James : Il y a toujours des gens sur le marché qui signalent diverses crises géopolitiques et de remplacement par l'IA, c'est facile d'avoir l'air intelligent. Mais je suis un bull à long terme, la logique sous-jacente est que les gens travaillent dur chaque jour pour améliorer le monde, donc je garde mon argent investi en actions et actifs risqués. En ce qui concerne le crédit privé, les sociétés de développement commercial (BDC) cotées en bourse se tradent actuellement avec une décote de plus de 20 %, ce qui montre une inquiétude importante. Il n'y a pas de fumée sans feu, il y a déjà eu de réelles fraudes dans le crédit privé. Et le crédit privé est fortement biaisé vers le secteur des logiciels, et avec l'IA qui réduit le coût de développement de nouveaux logiciels presque à zéro, on craint que les prêts à ces entreprises de logiciels ne soient pas remboursés. Le marché est en train de valoriser de sérieux problèmes dans le crédit privé, ces produits à durée déterminée sont très peu liquides, dès que vous voulez sortir, vous ne pouvez pas récupérer votre argent. Espérons que les conseillers en investissement ont bien expliqué ce risque d'illiquidité en vendant ces produits.
Animateur : Je voulais aussi demander à propos des produits dérivés liés au Bitcoin, comme le crédit numérique de Strategy. Penses-tu que nous verrons à l'avenir des ETF incluant ces instruments d'actions privilégiées perpétuelles ?
James : Oui, il existe déjà des ETF sur les actions privilégiées sur le marché, et quelques ETF investissant dans les capitaux propres et la dette des sociétés de trésorerie d'actifs numériques. Bien que les entrées de fonds ne soient pas encore très importantes, si cette niche continue de croître, elles finiront probablement par être regroupées dans des ETF axés sur les sociétés ayant du Bitcoin dans leur bilan.
Animateur : Nous sommes dans une période chaotique où tout le monde est nerveux, crises géopolitiques, peur d'être remplacé par l'IA, etc., qu'est-ce que tu surveilles de plus près, que veux-tu que les gens sachent ?

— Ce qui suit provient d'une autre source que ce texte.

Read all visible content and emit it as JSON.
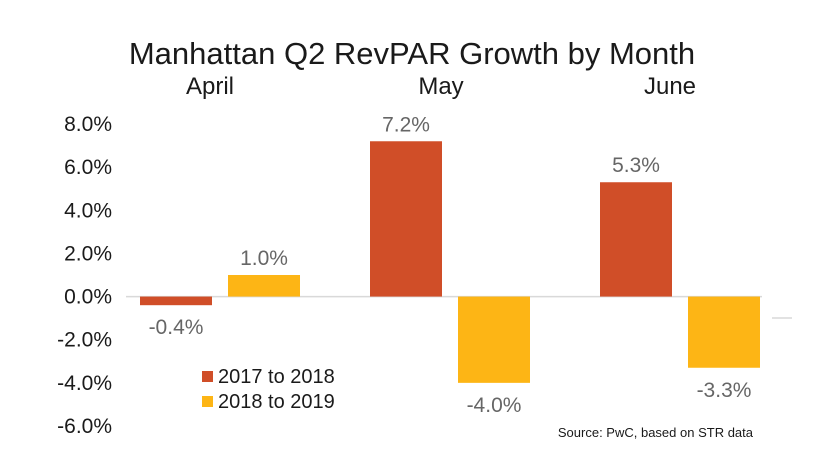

James : Je surveille de près où les gens placent leur argent. Ironiquement, nous voyons le marché se diversifier énormément. L'année dernière, tout le monde parlait des sept grandes tech (MAG 7), mais en fait depuis le troisième trimestre 2025, elles ont performé de manière moyenne. Ce qui a mieux performé, ce sont les petites capitalisations, les actifs physiques et les actions internationales. Donc je dirais, la diversification est extrêmement importante.
De plus, au cours des 6 derniers mois, presque rien n'a vraiment servi de couverture ou n'a été négativement corrélé : le Bitcoin a baissé, l'or a baissé, les obligations n'ont pas joué leur rôle de diversification. La seule chose qui a servi de diversification, c'est la trésorerie. C'est la « mort des instruments de couverture », à part opérer des produits dérivés d'options extrêmement complexes, les gens ordinaires ne peuvent probablement compter que sur le maintien d'un portefeuille diversifié et la détention d'une partie de cash.